Carson alternatively maintains that he asked the BOP to contact the sentencing court for a nunc pro tunc designation, but the BOP refused to do so. He appears to ask that a nunc pro tunc designation now be made.
In Barden v. Keohane, 921 F.2d 476 (3rd Cir. 1991), a petitioner obtained habeas corpus relief when the BOP "mistakenly failed to recognize its power to designate a state facility nunc pro [tunc] as a place of federal confinement where [he] could gain credit against his federal sentence for the time which the state ordered to run concurrently with the federal sentence." See Gonzalez v. Hawke, 2006 WL 2465307, 6 (D.N.J. 2006). Barden, though, does not "authorize the BOP to award credit for time in state custody prior to the imposition of a federal sentence." See Id.
Giving the BOP's decision the deference it is due, the BOP could refuse to contact the sentencing court for a nunc pro tunc designation and could refuse to award Carson a nunc pro tunc designation.
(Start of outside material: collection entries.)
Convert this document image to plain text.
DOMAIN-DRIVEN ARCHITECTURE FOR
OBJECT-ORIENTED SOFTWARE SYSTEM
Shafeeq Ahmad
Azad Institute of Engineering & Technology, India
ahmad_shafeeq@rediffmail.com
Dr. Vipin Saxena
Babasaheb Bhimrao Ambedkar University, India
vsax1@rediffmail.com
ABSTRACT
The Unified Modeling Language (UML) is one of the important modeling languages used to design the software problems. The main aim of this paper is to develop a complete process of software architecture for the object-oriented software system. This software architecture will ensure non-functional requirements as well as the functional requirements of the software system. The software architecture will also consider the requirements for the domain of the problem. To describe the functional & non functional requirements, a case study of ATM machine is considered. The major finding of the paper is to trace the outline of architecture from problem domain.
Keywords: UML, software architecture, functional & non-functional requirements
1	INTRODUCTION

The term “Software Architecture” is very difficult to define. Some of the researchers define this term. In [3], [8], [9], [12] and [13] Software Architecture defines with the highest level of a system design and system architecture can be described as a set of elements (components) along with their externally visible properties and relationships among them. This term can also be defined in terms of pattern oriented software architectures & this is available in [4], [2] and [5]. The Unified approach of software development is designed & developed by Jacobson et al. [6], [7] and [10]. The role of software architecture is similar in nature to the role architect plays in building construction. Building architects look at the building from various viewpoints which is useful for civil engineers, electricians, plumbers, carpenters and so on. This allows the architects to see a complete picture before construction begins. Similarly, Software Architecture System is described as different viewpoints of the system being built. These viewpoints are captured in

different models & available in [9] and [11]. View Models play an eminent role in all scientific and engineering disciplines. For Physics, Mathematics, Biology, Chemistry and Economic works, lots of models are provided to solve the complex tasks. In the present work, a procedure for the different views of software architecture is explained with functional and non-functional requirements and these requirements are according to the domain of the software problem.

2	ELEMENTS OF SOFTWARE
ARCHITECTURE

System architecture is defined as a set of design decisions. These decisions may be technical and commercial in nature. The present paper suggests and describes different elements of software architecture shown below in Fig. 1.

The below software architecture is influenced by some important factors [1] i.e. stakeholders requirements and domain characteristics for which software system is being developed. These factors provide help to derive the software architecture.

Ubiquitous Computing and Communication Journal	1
Carson was not sentenced in 1:16-cr-10026 until July 8, 2016, and Barden does not authorize the BOP to award credit for time in state custody prior to the imposition of a federal sentence. Moreover, Carson was not subject to an undischarged state sentence at the time he was sentenced in 1:16-cr-10026, and "[t]he state sentences were satisfied prior to the federal sentence being imposed." See Docket Entry 5 at CM/ECF 8.
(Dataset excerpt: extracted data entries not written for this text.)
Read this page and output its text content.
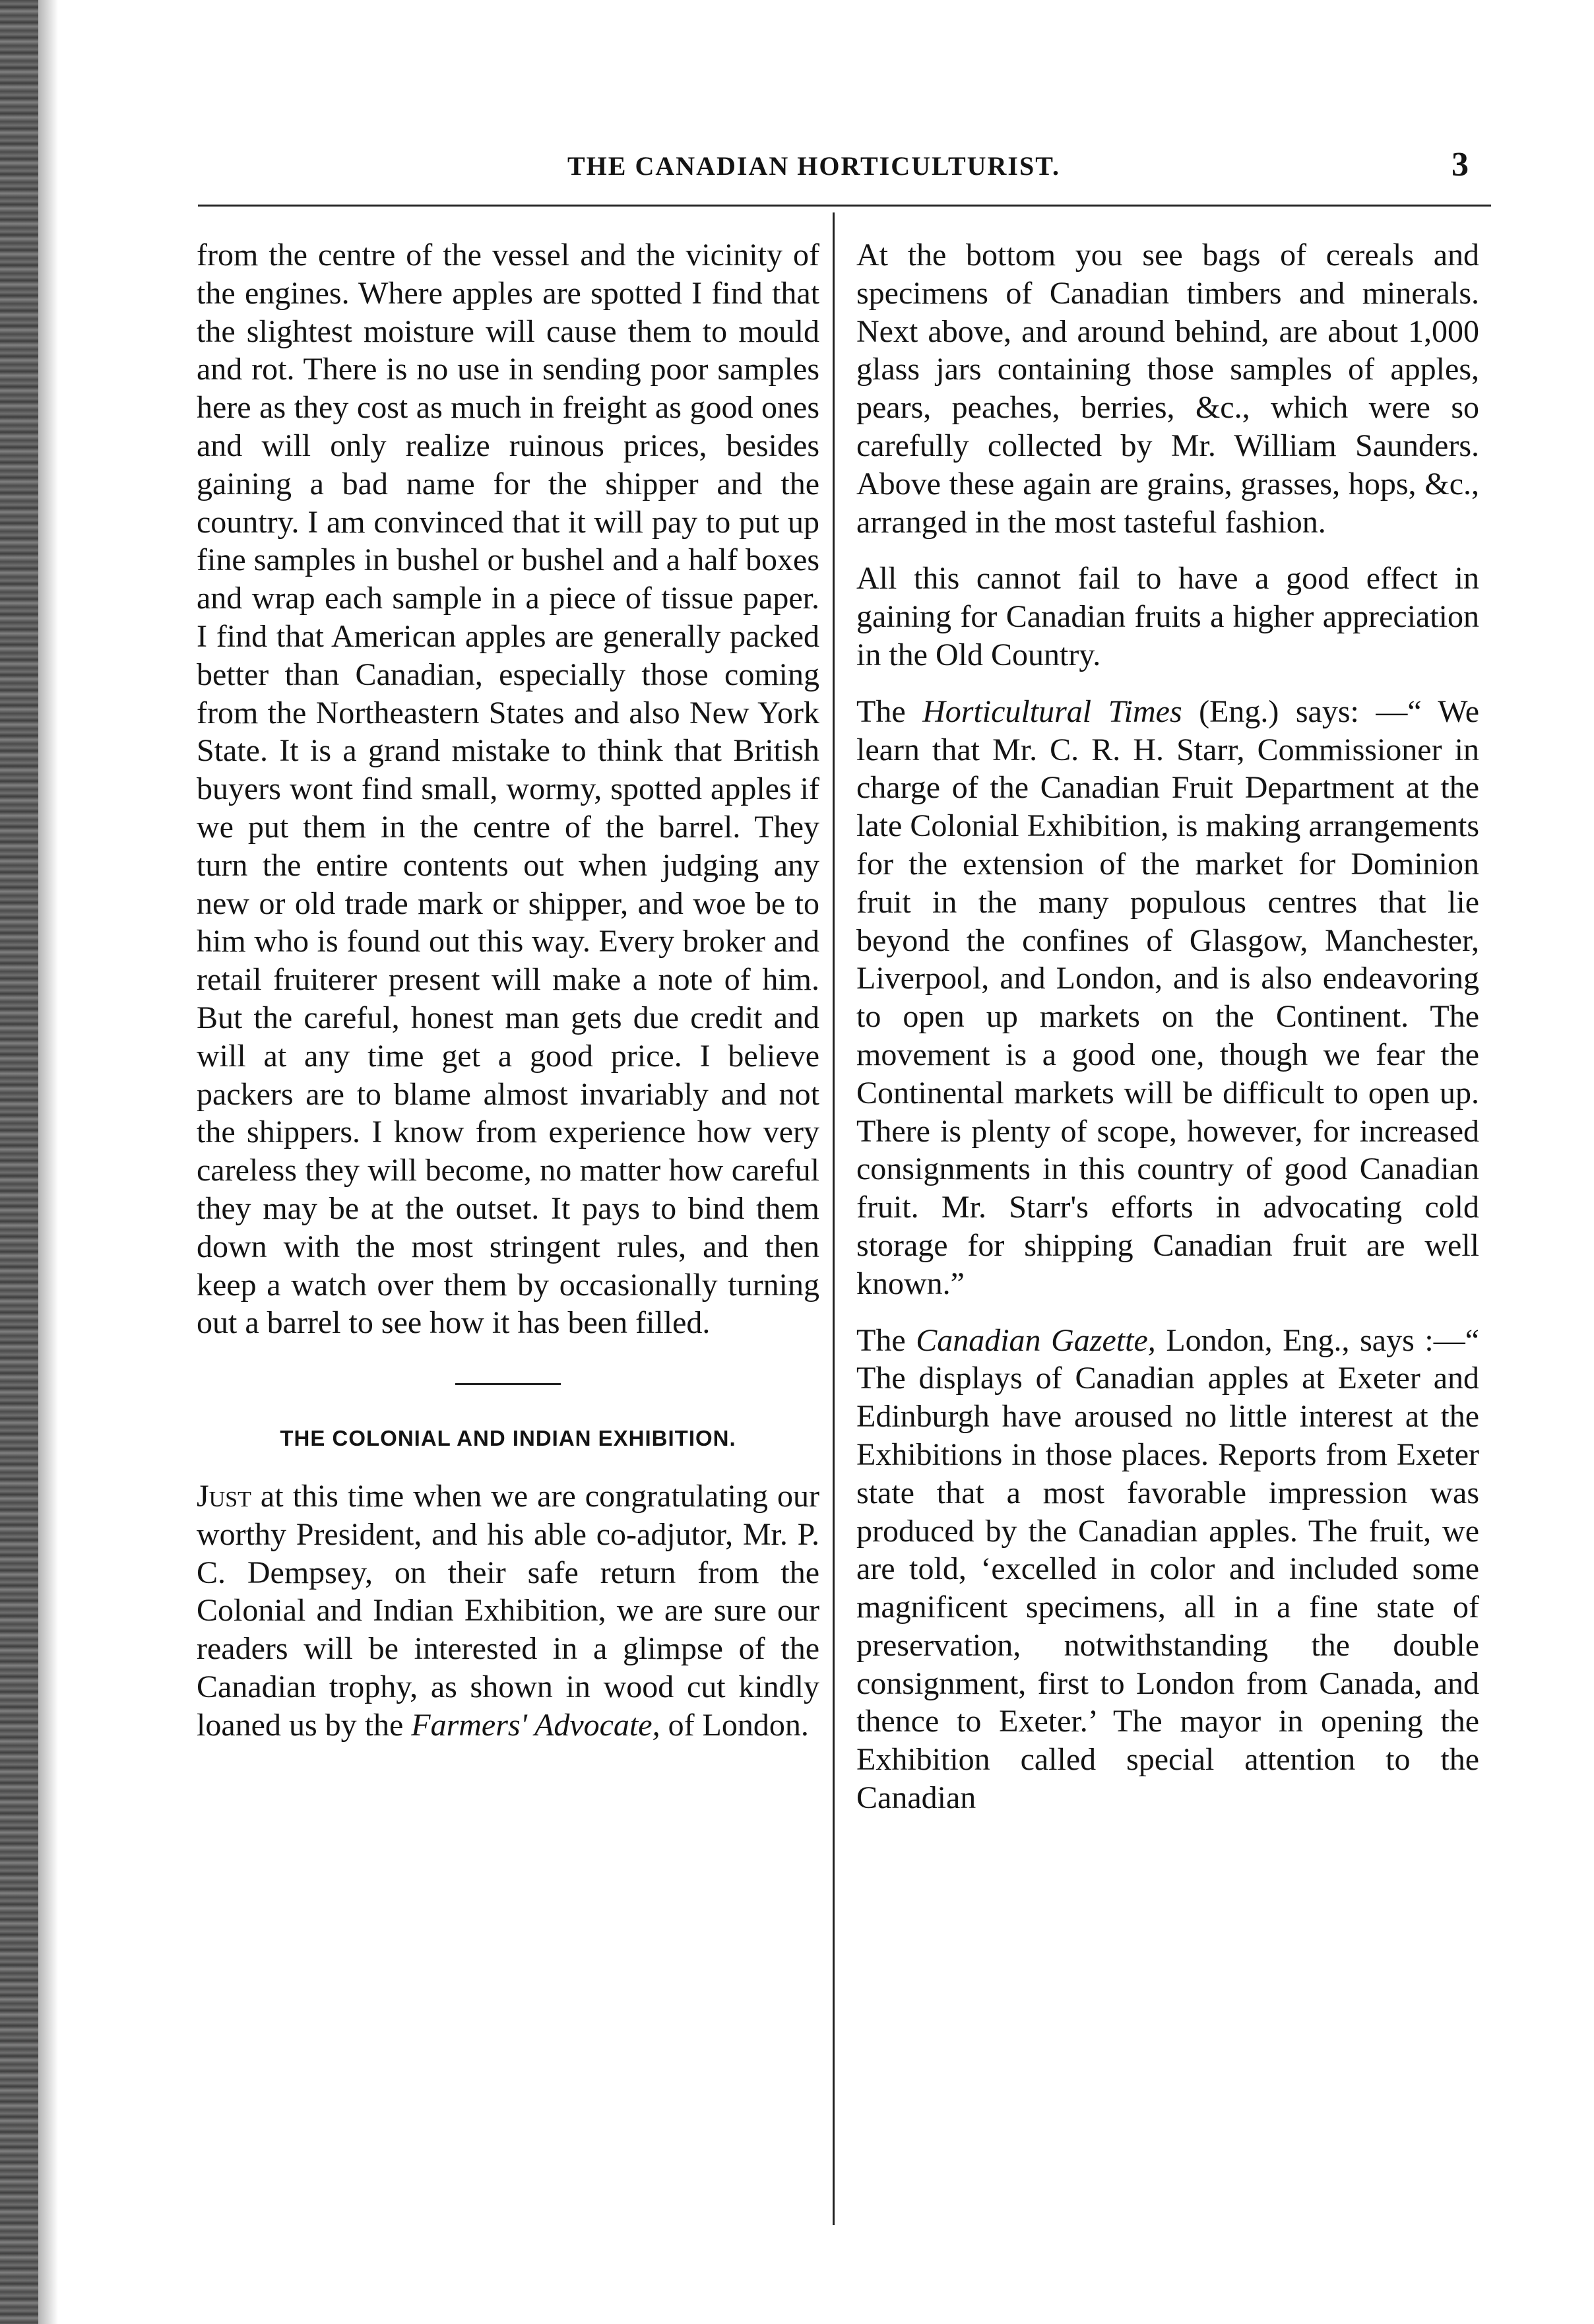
THE CANADIAN HORTICULTURIST.	3

from the centre of the vessel and the vicinity of the engines. Where apples are spotted I find that the slightest moisture will cause them to mould and rot. There is no use in sending poor samples here as they cost as much in freight as good ones and will only realize ruinous prices, besides gaining a bad name for the shipper and the country. I am convinced that it will pay to put up fine samples in bushel or bushel and a half boxes and wrap each sample in a piece of tissue paper. I find that American apples are generally packed better than Canadian, especially those coming from the Northeastern States and also New York State. It is a grand mistake to think that British buyers wont find small, wormy, spotted apples if we put them in the centre of the barrel. They turn the entire contents out when judging any new or old trade mark or shipper, and woe be to him who is found out this way. Every broker and retail fruiterer present will make a note of him. But the careful, honest man gets due credit and will at any time get a good price. I believe packers are to blame almost invariably and not the shippers. I know from experience how very careless they will become, no matter how careful they may be at the outset. It pays to bind them down with the most stringent rules, and then keep a watch over them by occasionally turning out a barrel to see how it has been filled.

THE COLONIAL AND INDIAN EXHIBITION.

Just at this time when we are congratulating our worthy President, and his able co-adjutor, Mr. P. C. Dempsey, on their safe return from the Colonial and Indian Exhibition, we are sure our readers will be interested in a glimpse of the Canadian trophy, as shown in wood cut kindly loaned us by the Farmers' Advocate, of London.

At the bottom you see bags of cereals and specimens of Canadian timbers and minerals. Next above, and around behind, are about 1,000 glass jars containing those samples of apples, pears, peaches, berries, &c., which were so carefully collected by Mr. William Saunders. Above these again are grains, grasses, hops, &c., arranged in the most tasteful fashion.

All this cannot fail to have a good effect in gaining for Canadian fruits a higher appreciation in the Old Country.

The Horticultural Times (Eng.) says: —“ We learn that Mr. C. R. H. Starr, Commissioner in charge of the Canadian Fruit Department at the late Colonial Exhibition, is making arrangements for the extension of the market for Dominion fruit in the many populous centres that lie beyond the confines of Glasgow, Manchester, Liverpool, and London, and is also endeavoring to open up markets on the Continent. The movement is a good one, though we fear the Continental markets will be difficult to open up. There is plenty of scope, however, for increased consignments in this country of good Canadian fruit. Mr. Starr's efforts in advocating cold storage for shipping Canadian fruit are well known.”

The Canadian Gazette, London, Eng., says :—“ The displays of Canadian apples at Exeter and Edinburgh have aroused no little interest at the Exhibitions in those places. Reports from Exeter state that a most favorable impression was produced by the Canadian apples. The fruit, we are told, ‘excelled in color and included some magnificent specimens, all in a fine state of preservation, notwithstanding the double consignment, first to London from Canada, and thence to Exeter.’ The mayor in opening the Exhibition called special attention to the Canadian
Carson maintains that he has been a model inmate, without incident reports and furthering his education. Although the undersigned appreciates his deportment while incarcerated, and commends his efforts at furthering his education, his conduct while incarcerated cannot justify awarding him the relief he seeks in this case.
His conduct, though, will undoubtedly impact his ability to earn Good Conduct Time. --------
Carson also asks that this case be remanded to the sentencing judge, "J. Daniel Breen, Western District of Tennessee, to see if he would run [the federal sentence in 1:16-cr-10026] concurrent, consecutive, or partially concurrent." See Docket Entry 7 at CM/ECF 1. The questions posed by the case at bar are whether the BOP is properly computing Carson's federal sentence in 1:16-cr-10026 and whether he is entitled to a nunc pro tunc designation. This case does not involve whether his sentence should be served concurrent, consecutive, or partially concurrent with some other sentence. The undersigned therefore declines his invitation.
For the foregoing reasons, the undersigned finds that Carson is not entitled to the relief he seeks. Accordingly, his petition should be dismissed, all requested relief should be denied, and judgment should be entered for Hendrix.
DATED this 1st day of November, 2019.